As the immigration debate again takes center stage in Washington, we look back to 2007 when Tim Padgett of Time magazine reported from Mexico on the economic factors that drive so many if its citizens to the United States. "Most Americans still fail to grasp that immigration reform is not domestic policy," Padgett wrote presciently, "it’s foreign policy."
Approaching it as the former has led us to one failed immigration scheme after another. I started my career in the 1980s covering the Reagan administration’s sweeping amnesty for undocumented immigrants and its crackdown on employers who hired them. That was followed in the 1990s by the Illegal Immigration Reform and Immigrant Responsibility Act, intended to “seal” the frontier with fences and thousands of new border patrol agents. Result: by 2000, the number of migrants entering the U.S. illegally had actually risen to a record of almost two million a year.

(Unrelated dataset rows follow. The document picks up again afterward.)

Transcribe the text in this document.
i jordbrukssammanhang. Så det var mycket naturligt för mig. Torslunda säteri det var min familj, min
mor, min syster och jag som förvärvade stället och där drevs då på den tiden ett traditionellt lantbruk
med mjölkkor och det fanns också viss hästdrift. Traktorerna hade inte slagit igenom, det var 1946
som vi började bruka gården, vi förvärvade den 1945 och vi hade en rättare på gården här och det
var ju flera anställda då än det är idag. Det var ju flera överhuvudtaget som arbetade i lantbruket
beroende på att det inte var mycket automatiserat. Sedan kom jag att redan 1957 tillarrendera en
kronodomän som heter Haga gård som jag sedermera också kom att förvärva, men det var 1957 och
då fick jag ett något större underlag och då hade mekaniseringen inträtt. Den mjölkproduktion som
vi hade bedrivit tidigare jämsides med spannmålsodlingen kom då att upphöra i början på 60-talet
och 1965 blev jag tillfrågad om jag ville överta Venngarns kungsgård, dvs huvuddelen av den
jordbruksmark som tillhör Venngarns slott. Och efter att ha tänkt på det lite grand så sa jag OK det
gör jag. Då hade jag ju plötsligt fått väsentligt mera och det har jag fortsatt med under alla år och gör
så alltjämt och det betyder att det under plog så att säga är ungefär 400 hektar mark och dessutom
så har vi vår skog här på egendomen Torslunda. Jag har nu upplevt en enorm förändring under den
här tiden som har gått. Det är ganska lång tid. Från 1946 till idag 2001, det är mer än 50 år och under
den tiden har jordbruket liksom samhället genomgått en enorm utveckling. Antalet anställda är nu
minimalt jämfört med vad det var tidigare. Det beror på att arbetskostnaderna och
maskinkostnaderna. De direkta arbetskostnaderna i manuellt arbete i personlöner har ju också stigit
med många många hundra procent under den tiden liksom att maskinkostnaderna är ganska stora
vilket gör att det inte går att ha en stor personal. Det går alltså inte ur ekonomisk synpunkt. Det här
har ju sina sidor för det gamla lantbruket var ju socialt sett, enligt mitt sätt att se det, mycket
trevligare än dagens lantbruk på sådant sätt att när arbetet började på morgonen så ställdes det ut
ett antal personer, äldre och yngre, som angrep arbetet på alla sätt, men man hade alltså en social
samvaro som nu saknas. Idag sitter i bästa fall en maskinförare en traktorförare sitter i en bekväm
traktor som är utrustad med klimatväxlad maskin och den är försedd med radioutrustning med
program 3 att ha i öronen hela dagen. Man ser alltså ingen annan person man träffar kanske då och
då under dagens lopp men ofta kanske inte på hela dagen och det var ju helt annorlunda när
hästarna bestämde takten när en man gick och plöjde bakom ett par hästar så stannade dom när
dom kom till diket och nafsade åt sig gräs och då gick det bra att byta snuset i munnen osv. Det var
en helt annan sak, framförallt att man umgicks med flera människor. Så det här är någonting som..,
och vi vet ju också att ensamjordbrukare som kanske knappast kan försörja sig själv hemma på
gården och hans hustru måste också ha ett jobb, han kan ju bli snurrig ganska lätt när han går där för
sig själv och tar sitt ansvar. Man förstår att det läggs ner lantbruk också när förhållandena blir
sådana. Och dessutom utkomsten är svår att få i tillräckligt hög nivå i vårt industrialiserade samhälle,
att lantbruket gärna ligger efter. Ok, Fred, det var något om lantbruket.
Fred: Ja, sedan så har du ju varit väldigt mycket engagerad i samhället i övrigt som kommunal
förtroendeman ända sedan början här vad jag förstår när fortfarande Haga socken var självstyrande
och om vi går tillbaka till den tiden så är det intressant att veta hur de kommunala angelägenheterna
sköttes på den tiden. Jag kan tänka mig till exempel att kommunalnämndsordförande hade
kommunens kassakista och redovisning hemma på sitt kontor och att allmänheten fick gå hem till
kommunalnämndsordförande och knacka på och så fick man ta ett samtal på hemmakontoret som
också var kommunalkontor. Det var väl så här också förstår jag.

By then the message should have been clear: instead of trying to curb illegal immigration at the border, we should try reducing it at its source inside Mexico and Latin America, the region with the world’s widest income disparities. As long as so many millions south of our porous border live in grinding poverty (and as long as the world north of the border remains addicted to cheap fruit-picking, dish-washing and room-cleaning), illegal immigrants will keep coming. But if we could work with countries like Mexico to steer more of their wealth and ours to the impoverished by means of better jobs, education and entrepreneurial opportunities—if we were to steer billions to those efforts instead of fences—we might not need the fences.